Among the marketing plans the British journal draws attention to are those conceived by tobacco giants to create a culture in Asia aimed at luring new customers to take up smoking, particularly young women.

Till then, Asian smokers had largely been men, and "cigarettes were of low quality and made by inefficient state owned monopolies which bothered little about advertising and marketing strategies," write Jennifer Knight and Simon Chapman, of Sydney University's school of public health, in 'Tobacco Control.'

"The tobacco industry believed it needed to construct a culture in which, despite tradition and social history, smoking would become desirable or even normalized for young men and women," Knight and Chapman point out.

And the industry achieved this by creating an atmosphere that appropriated "vehicles that included music, entertainment, sport, adventure, fashion, and the emancipation of women and proposing that smoking was an apposite and integral part of these milieu," they add.

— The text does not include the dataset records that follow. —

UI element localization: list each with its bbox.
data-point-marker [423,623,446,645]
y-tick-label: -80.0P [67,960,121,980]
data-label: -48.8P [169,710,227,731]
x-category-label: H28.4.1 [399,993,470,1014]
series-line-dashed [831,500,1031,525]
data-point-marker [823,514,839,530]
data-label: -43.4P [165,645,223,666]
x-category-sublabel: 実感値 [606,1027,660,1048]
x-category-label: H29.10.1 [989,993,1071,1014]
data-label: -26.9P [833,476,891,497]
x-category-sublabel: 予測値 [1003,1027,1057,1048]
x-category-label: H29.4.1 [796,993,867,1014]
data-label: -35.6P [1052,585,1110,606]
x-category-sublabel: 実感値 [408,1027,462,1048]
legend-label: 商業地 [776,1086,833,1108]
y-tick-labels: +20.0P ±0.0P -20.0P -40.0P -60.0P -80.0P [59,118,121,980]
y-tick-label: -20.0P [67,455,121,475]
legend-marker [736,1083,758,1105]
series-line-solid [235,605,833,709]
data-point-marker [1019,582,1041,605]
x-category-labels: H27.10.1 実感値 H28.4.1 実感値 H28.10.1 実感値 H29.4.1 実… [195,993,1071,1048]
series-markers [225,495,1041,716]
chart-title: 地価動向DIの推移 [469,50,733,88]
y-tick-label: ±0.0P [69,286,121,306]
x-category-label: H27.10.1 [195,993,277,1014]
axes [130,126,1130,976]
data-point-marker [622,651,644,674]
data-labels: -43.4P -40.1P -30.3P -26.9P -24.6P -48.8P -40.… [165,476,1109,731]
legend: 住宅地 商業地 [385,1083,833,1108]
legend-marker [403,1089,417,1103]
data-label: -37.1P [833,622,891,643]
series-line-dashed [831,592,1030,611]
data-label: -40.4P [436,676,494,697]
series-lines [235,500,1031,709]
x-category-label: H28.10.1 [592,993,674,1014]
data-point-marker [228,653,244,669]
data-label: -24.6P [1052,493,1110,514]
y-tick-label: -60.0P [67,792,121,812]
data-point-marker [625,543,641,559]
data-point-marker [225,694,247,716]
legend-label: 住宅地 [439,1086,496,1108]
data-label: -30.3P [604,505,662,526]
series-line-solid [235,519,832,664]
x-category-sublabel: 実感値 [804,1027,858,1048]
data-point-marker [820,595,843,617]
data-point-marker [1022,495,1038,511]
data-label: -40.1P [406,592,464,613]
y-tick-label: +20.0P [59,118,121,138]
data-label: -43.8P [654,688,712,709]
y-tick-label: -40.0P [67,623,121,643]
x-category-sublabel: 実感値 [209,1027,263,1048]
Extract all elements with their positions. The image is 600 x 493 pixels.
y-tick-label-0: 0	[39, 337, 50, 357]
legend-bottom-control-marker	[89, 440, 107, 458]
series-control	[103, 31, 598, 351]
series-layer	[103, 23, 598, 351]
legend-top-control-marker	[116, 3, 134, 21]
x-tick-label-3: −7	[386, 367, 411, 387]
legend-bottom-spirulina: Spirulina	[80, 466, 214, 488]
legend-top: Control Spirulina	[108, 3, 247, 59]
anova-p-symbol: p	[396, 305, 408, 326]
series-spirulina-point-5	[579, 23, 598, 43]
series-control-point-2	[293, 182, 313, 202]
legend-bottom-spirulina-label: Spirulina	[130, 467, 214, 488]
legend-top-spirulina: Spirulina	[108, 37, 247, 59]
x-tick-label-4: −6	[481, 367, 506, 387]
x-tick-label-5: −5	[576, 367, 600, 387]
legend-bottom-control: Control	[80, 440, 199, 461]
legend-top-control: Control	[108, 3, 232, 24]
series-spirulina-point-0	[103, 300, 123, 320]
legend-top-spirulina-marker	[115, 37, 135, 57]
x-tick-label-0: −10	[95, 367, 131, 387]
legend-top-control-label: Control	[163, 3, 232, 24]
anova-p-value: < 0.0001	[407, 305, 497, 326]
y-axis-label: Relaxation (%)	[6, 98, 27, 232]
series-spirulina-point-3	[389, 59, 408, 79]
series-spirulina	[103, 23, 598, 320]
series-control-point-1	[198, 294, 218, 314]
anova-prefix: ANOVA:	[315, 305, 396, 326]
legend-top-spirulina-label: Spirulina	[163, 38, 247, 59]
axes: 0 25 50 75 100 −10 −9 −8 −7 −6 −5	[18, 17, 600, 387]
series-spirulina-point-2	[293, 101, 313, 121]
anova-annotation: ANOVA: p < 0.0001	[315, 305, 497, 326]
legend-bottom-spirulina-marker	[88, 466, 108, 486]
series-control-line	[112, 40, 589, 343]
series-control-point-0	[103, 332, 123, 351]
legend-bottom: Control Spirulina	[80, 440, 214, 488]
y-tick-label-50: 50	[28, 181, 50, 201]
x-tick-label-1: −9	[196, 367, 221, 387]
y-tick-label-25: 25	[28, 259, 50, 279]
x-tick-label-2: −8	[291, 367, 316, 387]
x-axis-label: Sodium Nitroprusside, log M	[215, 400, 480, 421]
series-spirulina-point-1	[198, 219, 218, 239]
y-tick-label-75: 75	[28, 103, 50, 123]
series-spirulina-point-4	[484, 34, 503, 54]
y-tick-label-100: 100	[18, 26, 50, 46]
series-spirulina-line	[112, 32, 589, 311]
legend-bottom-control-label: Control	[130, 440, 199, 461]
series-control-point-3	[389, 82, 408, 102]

The result of this 20-30 year campaign has left a trail of smoke among women in countries such as Japan, South Korean, Malaysia, Thailand, the Philippines and Pacfic Island nations such as Fiji and Papua New Guinea.

According to available reports, smoking among women in Japan hovers around 20 percent, while in Fiji it has reached 31 percent. In Malaysia, say anti-tobacco groups, nearly 17 percent of teenage girls between 12 to 18 years smoke.

"In creating this tobacco culture among the young women of Asia (the tobacco) industry was quite specific in its demographics, with one internal document referring to plans 'to target the emerging young adult female smokers rather than the older female smokers,"' the British journal reveals.